Il y a aussi un calcul politique évident. En plaçant ce sujet au centre, Gérald Darmanin cherche à peser avant 2027. Il sait que l’immigration reste l’un des thèmes les plus polarisants du débat public. Il sait aussi qu’un discours de fermeté peut lui permettre d’occuper un espace entre la droite classique et l’extrême droite.
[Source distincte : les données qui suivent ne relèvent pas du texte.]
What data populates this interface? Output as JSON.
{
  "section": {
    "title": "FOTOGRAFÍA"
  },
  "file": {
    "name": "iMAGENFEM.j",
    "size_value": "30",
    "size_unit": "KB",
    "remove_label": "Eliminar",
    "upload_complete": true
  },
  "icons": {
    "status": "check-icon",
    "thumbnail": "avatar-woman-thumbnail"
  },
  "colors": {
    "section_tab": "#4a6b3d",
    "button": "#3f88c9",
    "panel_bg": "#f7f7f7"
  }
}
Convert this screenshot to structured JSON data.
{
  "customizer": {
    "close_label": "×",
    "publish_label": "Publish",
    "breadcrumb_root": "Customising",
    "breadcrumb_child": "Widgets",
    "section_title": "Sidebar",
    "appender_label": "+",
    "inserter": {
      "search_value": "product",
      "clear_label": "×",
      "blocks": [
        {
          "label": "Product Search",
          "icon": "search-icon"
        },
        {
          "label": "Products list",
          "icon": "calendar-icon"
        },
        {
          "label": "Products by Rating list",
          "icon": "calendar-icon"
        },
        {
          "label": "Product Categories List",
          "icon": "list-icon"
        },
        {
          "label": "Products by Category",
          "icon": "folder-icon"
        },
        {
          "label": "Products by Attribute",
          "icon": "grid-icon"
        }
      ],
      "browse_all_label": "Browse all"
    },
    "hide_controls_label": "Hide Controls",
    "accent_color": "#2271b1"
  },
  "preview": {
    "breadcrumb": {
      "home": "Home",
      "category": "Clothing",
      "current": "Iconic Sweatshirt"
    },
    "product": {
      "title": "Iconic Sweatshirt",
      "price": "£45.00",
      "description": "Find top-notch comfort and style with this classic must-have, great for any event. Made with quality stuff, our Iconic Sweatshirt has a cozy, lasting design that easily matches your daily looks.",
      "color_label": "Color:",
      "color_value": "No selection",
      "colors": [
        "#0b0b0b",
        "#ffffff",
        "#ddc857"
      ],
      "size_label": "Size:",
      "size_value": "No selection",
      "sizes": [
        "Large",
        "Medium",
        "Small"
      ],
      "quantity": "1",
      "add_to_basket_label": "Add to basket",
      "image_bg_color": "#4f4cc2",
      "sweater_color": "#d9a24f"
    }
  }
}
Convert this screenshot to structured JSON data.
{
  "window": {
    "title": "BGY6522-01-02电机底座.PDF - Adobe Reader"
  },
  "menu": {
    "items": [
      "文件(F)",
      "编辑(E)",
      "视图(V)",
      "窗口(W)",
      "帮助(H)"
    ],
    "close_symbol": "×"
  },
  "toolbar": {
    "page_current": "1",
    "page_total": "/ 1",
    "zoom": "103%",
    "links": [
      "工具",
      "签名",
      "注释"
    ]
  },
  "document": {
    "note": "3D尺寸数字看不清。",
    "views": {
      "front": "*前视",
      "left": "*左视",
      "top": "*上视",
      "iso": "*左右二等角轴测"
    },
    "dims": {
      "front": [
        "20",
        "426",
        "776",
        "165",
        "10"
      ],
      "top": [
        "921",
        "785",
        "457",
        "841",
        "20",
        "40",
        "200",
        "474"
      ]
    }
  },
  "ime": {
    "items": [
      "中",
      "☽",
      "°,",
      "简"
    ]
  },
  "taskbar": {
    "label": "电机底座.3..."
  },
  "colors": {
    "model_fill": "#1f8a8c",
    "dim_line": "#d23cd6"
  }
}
Ce qu’il faut surveiller maintenant
La vraie question, désormais, est de savoir si cette sortie restera une prise de position de plus ou si elle débouchera sur un texte. Pour devenir réalité, un moratoire supposerait un arbitrage gouvernemental, puis un passage par le Parlement, et sans doute un bras de fer constitutionnel.
Il faudra aussi regarder la réaction des partenaires européens, des employeurs et des associations. Car un gel de l’immigration légale ne se juge pas seulement à l’aune du débat public. Il se mesure à ses effets sur les préfectures, les entreprises, les familles et la capacité de l’État à tenir ses propres règles sans les vider de leur sens.
À court terme, le prochain rendez-vous est politique. Darmanin annonce déjà que la question devra être tranchée à la présidentielle. C’est là, plus que dans un entretien de dimanche, que se dira si cette proposition est un ballon d’essai ou le début d’un programme.